Everyone knows and in our days illustrious archeologists taught that religion, the naïve faith, erected with human ingenuity those superb gothic monuments spread all over Europe, and here the idea expressed by Guttenberg is highly appreciated. It is our duty, however, to expose our opinion not against but in favor of his own.
The idea, that light of the soul, a real spark that excites human will and movement, manifests itself in several ways through arts, philosophy, etc. Architecture, the elevated art that perhaps better expresses the nature and genius of a people, was consecrated to worship God and religious ceremonies in religious nations. The middle ages, groundwork of feudalism and belief, had the glory of founding two essentially different arts in their objective and dedication but that perfectly express the status of their civilization: the fortress castle, inhabited by the feudal master or by the king; the abbey, the monastery and the church; in a word the military and religious architectures.
The Romans, essentially administrators, warriors, universal conquerors and colonizers, forced by the extension of their domains, never had an architecture inspired by religious faith. It was only greed, profit and the executive power that made them build those formidable mountains of stones, symbol of their audacity and intellectual capability. Gothic art, at the beginning austere and discretely flowery, was created by the poetry of the north, contemplative, fuzzy and united to the pageantry of the orient. In fact we see in the architecture the realization of religious tendencies and feudal despotism.

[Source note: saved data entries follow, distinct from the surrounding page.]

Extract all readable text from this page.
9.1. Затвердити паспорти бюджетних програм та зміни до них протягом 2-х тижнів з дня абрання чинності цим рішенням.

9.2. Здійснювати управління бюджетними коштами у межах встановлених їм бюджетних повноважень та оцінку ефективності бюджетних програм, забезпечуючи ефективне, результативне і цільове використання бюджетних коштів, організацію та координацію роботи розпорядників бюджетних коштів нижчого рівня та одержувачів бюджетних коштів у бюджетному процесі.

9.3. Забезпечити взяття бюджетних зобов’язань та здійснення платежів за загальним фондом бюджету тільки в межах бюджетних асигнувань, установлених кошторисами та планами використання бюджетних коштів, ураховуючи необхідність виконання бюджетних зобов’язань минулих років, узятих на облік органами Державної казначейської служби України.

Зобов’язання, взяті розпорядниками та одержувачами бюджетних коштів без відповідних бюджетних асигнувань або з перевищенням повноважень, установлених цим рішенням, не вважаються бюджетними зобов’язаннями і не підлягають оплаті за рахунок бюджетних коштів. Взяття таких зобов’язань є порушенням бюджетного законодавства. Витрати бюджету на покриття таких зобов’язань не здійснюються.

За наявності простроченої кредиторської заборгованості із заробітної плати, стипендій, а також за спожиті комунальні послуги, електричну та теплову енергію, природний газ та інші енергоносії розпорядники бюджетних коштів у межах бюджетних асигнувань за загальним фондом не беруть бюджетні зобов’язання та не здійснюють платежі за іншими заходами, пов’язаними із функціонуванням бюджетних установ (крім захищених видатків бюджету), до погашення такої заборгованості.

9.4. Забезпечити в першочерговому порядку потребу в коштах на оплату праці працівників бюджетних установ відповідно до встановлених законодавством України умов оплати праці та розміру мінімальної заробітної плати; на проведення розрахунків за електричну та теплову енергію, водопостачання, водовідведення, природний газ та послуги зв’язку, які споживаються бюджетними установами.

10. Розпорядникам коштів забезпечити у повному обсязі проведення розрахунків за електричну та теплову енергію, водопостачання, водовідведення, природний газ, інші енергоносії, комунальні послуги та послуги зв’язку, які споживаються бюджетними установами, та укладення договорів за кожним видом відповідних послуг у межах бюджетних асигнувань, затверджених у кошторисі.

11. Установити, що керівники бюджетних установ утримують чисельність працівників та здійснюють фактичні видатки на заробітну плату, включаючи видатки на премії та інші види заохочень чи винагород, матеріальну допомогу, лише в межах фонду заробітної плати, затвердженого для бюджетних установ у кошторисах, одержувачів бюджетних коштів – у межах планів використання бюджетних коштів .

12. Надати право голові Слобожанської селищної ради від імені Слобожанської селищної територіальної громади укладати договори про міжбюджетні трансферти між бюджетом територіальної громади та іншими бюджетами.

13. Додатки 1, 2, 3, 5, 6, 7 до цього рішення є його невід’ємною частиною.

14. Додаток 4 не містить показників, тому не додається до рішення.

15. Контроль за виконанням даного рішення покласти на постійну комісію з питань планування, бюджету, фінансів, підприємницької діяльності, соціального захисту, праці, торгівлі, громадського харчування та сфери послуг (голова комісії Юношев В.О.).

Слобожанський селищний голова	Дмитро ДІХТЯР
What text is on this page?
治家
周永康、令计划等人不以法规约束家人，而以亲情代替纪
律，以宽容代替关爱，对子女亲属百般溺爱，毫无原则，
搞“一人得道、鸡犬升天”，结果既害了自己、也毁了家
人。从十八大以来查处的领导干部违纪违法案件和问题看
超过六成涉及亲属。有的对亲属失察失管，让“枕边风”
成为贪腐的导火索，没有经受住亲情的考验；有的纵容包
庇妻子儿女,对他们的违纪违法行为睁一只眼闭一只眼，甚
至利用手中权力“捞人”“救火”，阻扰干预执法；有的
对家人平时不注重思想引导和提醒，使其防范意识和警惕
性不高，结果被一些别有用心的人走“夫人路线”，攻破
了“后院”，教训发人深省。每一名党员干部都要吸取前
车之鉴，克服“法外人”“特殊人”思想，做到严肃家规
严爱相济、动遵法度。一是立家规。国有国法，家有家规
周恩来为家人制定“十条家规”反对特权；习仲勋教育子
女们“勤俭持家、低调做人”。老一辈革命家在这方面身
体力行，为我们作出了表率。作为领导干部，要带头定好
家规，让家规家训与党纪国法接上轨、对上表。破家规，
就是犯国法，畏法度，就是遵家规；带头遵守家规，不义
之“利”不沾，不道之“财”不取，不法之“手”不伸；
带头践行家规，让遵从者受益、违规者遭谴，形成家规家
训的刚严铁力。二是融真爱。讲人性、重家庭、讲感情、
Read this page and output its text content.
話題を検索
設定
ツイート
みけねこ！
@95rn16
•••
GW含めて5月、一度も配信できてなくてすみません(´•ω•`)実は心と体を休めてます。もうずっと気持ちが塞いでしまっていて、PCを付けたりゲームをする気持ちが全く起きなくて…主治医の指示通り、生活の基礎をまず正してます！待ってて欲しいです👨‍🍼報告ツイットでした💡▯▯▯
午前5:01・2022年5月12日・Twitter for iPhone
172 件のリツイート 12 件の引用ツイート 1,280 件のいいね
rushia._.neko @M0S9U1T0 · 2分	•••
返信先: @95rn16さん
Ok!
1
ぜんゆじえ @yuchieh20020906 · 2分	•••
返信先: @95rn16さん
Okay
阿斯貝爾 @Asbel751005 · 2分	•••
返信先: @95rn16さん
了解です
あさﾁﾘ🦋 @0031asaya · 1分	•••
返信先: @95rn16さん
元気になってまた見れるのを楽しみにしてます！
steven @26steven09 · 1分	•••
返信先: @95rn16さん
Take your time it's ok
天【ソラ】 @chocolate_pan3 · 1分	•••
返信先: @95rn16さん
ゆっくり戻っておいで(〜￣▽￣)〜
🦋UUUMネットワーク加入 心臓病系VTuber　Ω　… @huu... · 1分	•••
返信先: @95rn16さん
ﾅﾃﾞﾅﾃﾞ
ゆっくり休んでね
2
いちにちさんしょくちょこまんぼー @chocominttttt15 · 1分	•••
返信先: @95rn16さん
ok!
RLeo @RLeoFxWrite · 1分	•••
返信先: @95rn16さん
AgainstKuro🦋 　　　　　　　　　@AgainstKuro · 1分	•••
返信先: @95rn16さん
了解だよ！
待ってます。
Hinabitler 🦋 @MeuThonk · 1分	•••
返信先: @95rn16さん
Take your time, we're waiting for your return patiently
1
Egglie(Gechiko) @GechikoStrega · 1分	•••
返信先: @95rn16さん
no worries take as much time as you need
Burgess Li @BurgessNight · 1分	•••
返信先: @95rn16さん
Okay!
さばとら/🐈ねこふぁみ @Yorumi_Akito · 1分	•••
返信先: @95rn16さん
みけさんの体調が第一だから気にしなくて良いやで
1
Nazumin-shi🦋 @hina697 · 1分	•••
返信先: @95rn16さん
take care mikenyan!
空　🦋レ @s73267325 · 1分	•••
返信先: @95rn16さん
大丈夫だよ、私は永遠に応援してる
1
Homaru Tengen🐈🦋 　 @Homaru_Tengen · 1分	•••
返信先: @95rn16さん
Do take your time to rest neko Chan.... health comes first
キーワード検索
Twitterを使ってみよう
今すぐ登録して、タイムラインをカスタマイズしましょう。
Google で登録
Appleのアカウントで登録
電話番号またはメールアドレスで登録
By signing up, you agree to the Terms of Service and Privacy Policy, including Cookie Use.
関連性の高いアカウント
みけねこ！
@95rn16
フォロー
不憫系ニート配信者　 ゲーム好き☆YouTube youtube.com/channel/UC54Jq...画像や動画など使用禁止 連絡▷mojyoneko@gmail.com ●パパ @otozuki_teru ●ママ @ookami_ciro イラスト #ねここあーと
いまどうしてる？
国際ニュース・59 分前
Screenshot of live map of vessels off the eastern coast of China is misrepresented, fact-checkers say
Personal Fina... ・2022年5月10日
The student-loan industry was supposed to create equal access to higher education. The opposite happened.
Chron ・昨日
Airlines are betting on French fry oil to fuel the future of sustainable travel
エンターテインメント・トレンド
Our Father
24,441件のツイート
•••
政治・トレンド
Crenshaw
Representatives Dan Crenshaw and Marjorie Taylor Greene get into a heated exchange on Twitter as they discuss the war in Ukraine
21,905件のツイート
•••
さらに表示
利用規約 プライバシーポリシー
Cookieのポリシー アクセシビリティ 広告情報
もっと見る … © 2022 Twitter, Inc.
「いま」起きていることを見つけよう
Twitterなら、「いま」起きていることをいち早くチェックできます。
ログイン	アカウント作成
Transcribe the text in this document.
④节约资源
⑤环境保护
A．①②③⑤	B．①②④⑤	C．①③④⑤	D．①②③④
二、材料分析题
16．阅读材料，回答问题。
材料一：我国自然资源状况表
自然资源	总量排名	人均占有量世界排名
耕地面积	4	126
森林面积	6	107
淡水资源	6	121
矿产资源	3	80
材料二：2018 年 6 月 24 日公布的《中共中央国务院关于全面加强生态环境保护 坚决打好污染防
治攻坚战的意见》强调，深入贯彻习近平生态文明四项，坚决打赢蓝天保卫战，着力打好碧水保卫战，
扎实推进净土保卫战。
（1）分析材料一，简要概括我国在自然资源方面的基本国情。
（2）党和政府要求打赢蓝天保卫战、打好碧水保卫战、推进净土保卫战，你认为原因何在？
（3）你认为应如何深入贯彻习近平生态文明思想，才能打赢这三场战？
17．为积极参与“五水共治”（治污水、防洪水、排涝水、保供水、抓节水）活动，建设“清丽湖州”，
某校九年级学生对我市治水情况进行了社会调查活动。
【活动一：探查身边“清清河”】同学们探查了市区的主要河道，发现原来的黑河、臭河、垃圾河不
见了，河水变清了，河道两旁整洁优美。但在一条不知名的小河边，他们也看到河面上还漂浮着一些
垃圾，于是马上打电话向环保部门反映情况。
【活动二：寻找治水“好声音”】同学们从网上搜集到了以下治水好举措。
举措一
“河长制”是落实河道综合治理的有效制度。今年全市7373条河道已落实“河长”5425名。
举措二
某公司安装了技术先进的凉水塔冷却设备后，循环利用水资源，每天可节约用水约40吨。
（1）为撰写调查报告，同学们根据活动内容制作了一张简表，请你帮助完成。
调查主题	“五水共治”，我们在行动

Those famous ruins of so many human revolutions still impose themselves by their grandiose and formidable aspects, more than by time. It seems that the century that saw their birth was hard, somber and inexorable with them. But from that one must not conclude that the discovery of the printing press, by any stretch of the mind, simplified art in architecture.
No! Art, part of creativity, will always be religious, political, military, democratic or monarchist. Art and printing press have their own roles. Not willing to be excessively technical, one must not confound the objective of each thing. One must only say that different skills and manifestations of the human mind must not be mixed.